When the work at Beit Guvrin was completed, the group went to KKL-JNF's
archaeological center in Givat Yeshayahu, where they rinsed their finds and received explanations from archaeologists about what they had found. From there everyone went to Neve Michael, where they were the guests of the Neve Michael group for lunch. The day's final activity was working in the forest just outside the premises of the institution, pruning trees, uprooting weeds, moving forest brush and creating forest paths. The goal is to create a spot in the forest where Neve Michael residents will be able to come and enjoy being in nature. When the work is completed, KKL-JNF will install a sign marking the United Synagogue Youth forest recreation area.

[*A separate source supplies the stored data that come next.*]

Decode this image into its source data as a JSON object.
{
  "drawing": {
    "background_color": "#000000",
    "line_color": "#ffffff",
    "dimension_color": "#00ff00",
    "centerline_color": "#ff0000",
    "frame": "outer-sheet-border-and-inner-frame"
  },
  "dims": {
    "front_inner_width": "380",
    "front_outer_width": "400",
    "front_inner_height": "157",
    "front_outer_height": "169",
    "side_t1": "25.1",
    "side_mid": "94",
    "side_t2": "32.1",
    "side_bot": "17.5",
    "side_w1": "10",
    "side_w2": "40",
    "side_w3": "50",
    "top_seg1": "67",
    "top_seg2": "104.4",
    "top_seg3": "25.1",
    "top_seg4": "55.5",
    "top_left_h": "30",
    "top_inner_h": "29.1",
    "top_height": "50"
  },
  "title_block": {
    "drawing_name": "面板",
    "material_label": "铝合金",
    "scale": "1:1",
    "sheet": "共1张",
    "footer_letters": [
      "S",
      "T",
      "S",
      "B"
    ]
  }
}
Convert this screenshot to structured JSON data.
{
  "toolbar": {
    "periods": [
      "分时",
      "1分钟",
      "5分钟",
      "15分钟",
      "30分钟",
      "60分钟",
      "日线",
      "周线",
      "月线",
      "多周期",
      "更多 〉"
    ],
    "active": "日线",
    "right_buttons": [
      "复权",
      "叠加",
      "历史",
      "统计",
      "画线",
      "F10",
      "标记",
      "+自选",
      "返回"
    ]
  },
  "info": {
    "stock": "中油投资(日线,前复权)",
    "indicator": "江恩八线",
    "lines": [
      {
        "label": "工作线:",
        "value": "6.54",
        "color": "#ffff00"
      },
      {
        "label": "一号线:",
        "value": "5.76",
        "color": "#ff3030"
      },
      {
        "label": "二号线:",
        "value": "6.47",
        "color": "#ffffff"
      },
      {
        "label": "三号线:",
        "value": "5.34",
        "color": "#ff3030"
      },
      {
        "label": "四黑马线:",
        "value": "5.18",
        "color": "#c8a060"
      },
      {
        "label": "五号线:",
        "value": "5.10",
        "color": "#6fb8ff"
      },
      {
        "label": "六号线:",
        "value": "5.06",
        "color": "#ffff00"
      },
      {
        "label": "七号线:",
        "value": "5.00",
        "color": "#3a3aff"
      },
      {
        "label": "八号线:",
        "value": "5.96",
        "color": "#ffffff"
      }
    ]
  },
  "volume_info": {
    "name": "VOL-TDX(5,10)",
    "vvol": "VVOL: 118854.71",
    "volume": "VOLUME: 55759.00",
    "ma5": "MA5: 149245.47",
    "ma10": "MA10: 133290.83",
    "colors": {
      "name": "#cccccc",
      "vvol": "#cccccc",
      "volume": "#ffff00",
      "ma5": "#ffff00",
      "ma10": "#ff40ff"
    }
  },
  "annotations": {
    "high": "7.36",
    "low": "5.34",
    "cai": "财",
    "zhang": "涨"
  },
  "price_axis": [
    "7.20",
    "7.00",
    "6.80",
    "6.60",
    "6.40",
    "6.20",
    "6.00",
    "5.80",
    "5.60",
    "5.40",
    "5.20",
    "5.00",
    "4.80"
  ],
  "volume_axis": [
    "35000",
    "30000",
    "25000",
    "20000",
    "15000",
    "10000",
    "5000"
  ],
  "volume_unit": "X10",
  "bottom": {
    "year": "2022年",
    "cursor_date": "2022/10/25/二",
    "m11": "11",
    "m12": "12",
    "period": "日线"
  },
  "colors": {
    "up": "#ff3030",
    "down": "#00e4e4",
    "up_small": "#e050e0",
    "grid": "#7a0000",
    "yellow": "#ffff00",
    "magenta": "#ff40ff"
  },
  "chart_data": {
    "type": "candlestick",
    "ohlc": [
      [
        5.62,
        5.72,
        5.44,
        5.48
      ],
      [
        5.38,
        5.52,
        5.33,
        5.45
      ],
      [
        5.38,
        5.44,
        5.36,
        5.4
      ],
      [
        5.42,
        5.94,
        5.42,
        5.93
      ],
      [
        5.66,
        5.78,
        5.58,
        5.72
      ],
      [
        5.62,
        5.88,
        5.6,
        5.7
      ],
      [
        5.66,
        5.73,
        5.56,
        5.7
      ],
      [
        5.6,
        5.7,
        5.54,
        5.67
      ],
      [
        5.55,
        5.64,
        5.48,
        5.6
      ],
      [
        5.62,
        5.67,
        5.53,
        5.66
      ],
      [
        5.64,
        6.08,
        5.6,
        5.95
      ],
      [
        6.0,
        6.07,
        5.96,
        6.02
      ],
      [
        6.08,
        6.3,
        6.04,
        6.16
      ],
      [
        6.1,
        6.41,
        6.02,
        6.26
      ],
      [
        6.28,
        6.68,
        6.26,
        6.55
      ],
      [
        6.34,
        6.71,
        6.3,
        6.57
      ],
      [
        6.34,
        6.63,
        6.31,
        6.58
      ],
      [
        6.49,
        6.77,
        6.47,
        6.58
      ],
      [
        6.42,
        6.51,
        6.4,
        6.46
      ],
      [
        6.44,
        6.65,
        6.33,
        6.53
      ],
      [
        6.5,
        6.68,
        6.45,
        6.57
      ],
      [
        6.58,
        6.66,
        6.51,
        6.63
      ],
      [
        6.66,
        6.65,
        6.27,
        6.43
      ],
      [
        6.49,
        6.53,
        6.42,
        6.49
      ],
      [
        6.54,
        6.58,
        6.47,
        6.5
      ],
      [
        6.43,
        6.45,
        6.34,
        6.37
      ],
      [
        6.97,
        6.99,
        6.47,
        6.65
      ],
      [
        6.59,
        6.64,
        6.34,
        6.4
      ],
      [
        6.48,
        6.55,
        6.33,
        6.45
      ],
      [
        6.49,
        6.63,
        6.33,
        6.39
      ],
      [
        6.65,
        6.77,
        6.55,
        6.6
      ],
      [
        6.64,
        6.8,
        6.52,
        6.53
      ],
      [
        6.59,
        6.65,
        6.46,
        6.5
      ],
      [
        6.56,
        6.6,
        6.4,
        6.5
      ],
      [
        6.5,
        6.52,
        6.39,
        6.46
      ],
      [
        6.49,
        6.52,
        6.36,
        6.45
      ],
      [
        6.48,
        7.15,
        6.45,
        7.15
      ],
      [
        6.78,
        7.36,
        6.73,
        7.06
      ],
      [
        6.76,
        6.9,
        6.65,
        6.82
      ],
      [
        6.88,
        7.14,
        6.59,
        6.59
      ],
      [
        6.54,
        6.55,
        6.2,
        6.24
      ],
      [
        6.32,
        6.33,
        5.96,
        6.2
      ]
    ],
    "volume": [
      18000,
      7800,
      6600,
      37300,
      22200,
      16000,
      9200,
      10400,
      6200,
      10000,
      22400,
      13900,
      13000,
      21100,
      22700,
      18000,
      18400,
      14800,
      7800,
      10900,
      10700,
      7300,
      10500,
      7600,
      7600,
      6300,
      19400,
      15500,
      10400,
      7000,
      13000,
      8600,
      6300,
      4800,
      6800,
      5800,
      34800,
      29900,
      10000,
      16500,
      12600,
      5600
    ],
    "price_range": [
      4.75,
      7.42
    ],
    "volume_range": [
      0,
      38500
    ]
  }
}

Shayna Solomon of Rockville, Connecticut, said that this was very different than the last time she had visited Israel, which was for her sister's Bat Mitzvah: "This time I'm here with people my age, which is really, really cool. It's not just about helping Israel, we ourselves benefit from a day like this. We're being given a chance to be part of the reality of daily life in Israel, not just being taken to tourist traps.
"Of course I knew about KKL-JNF because of the blue boxes, which are a very clear image, but I didn't really understand what KKL-JNF was about until this trip. For me, Judaism is a very important part of my life and I want to learn and do more and more. I'm not sure I could live in Israel, but this trip has connected me to the people and the land in a way I hadn't experienced before."